Arena y Esteras ist ein Zusammenschluss von Künstler*nnen, Pädagog*innen und Lehrer*innen, die sich unter dem Motto: „Für das Recht auf ein Lächeln“ in die lokale Politik einmischen und gesellschaftliche Veränderungen anstreben. Sie lassen sich dabei von Menschenrechten, kultureller Identität, Gleichberechtigung der Geschlechter und Respekt vor der Schöpfung leiten.


FOTOSTRECKE: Arena y Esteras 
(3 Bilder)

 

Mit ihrer künstlerischen Arbeit will Arena y Esteras eine Gemeinschaft formen, in der jede*r in sozialer Verantwortung und Würde leben kann.
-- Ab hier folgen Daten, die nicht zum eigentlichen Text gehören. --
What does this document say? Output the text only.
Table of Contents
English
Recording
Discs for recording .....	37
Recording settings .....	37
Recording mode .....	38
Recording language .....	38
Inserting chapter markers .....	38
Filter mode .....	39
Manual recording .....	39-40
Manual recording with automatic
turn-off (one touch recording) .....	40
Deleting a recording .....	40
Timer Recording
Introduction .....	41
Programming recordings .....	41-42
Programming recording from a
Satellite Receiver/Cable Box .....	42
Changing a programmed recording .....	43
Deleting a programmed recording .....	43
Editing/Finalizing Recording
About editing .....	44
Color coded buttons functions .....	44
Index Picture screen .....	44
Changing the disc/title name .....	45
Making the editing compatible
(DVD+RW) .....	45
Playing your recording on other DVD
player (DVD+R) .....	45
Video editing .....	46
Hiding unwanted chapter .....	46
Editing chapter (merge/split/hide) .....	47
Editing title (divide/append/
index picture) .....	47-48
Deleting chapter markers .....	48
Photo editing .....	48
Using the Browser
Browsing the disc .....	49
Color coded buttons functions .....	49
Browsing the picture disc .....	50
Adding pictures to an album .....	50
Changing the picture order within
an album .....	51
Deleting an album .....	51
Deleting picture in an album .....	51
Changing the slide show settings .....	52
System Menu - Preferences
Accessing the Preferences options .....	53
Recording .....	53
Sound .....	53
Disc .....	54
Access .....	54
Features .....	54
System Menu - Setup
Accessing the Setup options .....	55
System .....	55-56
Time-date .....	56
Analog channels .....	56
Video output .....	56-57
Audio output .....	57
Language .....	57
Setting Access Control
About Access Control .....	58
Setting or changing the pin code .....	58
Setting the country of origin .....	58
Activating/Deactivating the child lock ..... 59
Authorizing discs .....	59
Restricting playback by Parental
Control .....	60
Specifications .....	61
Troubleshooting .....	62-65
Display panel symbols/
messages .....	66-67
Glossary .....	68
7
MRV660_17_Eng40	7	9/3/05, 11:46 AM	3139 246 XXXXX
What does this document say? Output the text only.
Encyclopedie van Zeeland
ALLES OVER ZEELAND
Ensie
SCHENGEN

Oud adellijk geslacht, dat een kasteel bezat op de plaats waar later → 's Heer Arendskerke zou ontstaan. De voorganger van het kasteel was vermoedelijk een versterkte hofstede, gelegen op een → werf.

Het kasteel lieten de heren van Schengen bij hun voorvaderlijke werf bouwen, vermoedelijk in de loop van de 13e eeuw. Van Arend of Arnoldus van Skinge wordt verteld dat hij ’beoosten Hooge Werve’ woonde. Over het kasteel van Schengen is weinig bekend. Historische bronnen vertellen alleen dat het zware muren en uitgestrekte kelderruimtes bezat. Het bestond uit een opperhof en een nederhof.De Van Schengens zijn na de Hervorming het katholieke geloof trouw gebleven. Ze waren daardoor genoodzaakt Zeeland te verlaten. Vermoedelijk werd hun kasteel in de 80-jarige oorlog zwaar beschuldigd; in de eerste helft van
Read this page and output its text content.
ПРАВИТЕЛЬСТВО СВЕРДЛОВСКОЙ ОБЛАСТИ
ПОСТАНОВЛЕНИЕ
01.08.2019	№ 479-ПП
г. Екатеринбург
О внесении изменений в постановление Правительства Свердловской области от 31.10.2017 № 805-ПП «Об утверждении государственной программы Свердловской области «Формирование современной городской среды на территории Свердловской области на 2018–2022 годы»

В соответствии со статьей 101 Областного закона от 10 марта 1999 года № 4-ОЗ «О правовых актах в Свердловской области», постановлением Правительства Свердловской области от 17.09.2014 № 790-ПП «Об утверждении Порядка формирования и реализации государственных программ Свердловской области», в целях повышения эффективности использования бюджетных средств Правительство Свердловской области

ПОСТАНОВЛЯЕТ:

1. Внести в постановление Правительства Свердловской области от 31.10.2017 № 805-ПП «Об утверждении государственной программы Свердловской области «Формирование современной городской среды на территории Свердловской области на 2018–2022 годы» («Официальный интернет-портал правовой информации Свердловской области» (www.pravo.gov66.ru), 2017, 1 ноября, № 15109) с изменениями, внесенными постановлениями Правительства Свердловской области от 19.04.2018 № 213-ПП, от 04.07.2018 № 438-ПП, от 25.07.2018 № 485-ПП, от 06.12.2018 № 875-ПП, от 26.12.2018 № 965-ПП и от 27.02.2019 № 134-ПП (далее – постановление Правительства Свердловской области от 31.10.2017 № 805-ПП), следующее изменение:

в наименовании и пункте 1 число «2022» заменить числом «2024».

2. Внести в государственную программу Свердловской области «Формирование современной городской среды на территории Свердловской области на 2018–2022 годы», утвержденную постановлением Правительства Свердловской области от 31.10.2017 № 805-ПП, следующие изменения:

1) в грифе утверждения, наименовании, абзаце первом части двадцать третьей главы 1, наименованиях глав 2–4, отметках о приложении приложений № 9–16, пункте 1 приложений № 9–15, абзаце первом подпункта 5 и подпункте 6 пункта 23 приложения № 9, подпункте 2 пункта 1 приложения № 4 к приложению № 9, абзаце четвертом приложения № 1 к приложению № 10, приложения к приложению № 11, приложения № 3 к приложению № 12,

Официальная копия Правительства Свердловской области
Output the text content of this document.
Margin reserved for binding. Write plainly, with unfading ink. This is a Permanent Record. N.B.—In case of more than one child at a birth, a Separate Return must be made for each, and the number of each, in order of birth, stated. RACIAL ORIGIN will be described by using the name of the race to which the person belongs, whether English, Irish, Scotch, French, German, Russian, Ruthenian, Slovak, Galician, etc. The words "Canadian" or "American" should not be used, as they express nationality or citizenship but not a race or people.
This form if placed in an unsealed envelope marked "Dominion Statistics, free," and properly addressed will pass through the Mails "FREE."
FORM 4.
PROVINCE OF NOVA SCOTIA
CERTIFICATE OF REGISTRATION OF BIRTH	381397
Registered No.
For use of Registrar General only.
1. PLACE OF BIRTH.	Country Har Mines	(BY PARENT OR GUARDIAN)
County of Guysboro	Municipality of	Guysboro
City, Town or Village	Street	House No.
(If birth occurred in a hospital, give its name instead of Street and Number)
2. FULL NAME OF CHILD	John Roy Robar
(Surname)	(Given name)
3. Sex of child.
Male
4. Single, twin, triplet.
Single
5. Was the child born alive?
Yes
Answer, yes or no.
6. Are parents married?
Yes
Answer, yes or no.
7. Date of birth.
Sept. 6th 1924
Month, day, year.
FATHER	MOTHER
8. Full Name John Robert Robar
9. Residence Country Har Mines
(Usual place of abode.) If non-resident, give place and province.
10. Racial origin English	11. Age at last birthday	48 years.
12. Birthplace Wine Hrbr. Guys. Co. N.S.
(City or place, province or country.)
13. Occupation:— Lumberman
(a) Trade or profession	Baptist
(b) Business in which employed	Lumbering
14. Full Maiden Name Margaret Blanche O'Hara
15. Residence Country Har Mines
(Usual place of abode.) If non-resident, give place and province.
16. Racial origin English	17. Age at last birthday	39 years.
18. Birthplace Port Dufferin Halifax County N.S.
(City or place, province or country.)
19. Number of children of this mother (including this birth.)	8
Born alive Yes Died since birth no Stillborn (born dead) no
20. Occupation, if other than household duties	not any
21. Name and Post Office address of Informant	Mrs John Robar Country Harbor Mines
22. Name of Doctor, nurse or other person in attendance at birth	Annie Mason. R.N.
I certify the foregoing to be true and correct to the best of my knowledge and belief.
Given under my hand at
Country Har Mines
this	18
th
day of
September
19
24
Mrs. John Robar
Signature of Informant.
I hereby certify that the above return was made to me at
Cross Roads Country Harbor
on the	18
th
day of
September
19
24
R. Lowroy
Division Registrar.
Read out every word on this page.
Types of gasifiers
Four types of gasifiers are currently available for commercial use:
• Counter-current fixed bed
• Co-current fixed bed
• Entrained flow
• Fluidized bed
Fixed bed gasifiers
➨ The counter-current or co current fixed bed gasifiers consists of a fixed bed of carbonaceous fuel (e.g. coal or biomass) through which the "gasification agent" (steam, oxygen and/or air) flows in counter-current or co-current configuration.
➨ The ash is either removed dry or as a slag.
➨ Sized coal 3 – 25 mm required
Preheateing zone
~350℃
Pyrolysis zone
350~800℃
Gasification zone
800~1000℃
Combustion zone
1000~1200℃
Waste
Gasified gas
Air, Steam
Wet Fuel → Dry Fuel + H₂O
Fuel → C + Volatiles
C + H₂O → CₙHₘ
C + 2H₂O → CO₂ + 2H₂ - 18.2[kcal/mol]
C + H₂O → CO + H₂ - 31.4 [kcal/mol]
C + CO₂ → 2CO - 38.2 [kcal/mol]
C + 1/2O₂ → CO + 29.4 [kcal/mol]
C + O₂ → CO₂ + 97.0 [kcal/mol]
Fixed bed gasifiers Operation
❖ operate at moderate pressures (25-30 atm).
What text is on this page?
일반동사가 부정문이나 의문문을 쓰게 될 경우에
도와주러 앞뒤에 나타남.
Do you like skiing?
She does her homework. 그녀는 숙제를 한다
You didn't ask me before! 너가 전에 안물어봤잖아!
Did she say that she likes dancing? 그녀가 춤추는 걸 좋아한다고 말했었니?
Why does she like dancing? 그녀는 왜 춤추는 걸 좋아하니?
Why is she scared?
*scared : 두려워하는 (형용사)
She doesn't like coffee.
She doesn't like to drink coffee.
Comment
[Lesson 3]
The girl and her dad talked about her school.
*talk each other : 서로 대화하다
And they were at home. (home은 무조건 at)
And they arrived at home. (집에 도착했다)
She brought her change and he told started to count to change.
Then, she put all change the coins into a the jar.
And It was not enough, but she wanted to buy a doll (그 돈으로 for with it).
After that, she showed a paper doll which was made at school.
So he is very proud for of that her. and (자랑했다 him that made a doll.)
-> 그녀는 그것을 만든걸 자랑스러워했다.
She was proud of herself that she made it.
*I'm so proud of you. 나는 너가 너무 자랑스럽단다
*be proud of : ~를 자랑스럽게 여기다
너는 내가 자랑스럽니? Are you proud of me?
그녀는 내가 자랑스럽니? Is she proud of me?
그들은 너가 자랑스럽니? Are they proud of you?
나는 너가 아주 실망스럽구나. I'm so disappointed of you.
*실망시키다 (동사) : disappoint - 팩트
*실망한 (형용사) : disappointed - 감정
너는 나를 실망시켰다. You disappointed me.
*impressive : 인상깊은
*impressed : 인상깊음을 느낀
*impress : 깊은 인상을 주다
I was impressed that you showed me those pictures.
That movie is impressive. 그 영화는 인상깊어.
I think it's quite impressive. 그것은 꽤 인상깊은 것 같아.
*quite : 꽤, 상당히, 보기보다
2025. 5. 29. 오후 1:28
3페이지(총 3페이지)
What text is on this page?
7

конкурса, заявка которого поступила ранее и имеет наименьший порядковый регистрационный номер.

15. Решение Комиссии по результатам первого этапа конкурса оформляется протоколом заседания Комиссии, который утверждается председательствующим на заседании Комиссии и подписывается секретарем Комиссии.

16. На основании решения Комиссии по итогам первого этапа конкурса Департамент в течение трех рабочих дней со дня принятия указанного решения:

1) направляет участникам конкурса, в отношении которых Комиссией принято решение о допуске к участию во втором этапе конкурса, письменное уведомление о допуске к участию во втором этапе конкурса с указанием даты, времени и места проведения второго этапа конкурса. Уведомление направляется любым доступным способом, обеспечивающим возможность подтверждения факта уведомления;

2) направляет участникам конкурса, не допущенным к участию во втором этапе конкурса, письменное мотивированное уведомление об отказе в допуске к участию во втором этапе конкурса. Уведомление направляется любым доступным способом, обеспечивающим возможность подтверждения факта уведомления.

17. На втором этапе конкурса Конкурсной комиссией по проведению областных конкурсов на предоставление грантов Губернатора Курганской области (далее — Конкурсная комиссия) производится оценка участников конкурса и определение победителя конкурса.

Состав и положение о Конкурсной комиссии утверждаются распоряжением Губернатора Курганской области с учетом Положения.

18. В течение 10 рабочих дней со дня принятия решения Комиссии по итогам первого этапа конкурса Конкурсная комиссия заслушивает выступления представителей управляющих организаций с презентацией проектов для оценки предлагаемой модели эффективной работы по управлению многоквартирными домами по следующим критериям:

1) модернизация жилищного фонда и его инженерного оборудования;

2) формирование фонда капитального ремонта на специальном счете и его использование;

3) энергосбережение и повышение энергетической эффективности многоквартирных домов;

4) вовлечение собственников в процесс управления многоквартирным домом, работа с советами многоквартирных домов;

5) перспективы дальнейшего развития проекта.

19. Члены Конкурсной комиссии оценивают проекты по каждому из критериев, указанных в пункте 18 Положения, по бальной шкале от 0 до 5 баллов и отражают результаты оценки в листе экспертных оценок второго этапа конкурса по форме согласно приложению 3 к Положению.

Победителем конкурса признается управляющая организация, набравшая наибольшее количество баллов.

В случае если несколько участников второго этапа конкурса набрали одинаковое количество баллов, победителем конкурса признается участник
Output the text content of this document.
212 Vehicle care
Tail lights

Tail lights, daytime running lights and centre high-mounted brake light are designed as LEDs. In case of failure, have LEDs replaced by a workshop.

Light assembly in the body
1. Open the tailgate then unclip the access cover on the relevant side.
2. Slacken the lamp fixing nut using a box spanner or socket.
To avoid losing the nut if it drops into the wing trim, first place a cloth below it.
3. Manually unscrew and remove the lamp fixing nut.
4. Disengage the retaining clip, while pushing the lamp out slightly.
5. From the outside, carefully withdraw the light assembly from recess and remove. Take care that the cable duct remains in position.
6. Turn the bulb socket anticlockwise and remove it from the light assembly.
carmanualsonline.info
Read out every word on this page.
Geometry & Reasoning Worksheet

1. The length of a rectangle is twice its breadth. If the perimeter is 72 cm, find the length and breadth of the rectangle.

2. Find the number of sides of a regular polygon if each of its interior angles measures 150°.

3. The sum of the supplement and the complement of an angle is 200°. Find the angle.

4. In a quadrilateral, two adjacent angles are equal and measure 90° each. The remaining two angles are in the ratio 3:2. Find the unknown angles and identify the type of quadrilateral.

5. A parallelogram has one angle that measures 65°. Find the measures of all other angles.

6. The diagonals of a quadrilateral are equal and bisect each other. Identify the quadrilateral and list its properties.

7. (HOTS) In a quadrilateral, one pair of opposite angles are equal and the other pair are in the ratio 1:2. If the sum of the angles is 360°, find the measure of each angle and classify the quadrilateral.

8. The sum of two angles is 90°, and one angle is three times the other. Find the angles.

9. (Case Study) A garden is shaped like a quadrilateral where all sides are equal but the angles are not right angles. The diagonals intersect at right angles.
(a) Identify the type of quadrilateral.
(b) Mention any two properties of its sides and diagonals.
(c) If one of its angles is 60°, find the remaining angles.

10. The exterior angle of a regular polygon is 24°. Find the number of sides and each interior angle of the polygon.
In Schulen, auf der Straße, im Park – überall also, wo gelebt wird – greifen sie die Themen auf, die Menschen interessieren, und suchen gemeinsam nach künstlerischen Antworten. Die Darsteller*innen sind Schüler*innen, junge Arbeiter*innen, Mütter oder einfach Nachbar*innen.

Die Gruppe nahm 2018 zum ersten Mal am CREACTIV-Projekt teil. In ihrem Stück „Oshe y Bari“ zeigte sie eine Zirkus- und Theaterperformance, die die Frage nach „Klimagerechtigkeit“ künstlerisch aufwarf. Ausgangspunkt ihrer Inszenierung war die Legende von Oshe und Bari aus dem peruanischen Regenwald: Der Mond verliebt sich in die Sonne und als die beiden sich schließlich vereinigen, verursachen sie durch die Störung der natürlichen Ordnung Chaos in der Natur.  Die Conquistadoren erscheinen…

Hier kann die ganze Geschichte von Oshe y Bari samt Hintergrundinformationen nachgelesen werden.   

Arena y Esteras ist in VES ebenfalls mit den Folgen des Klimawandels konfrontiert. Dramatischer noch ist aber die Lage in den peruanische  Anden bei Huaraz, wo das Projekt regelmäßig Theater- und Zirkusworkshops gibt.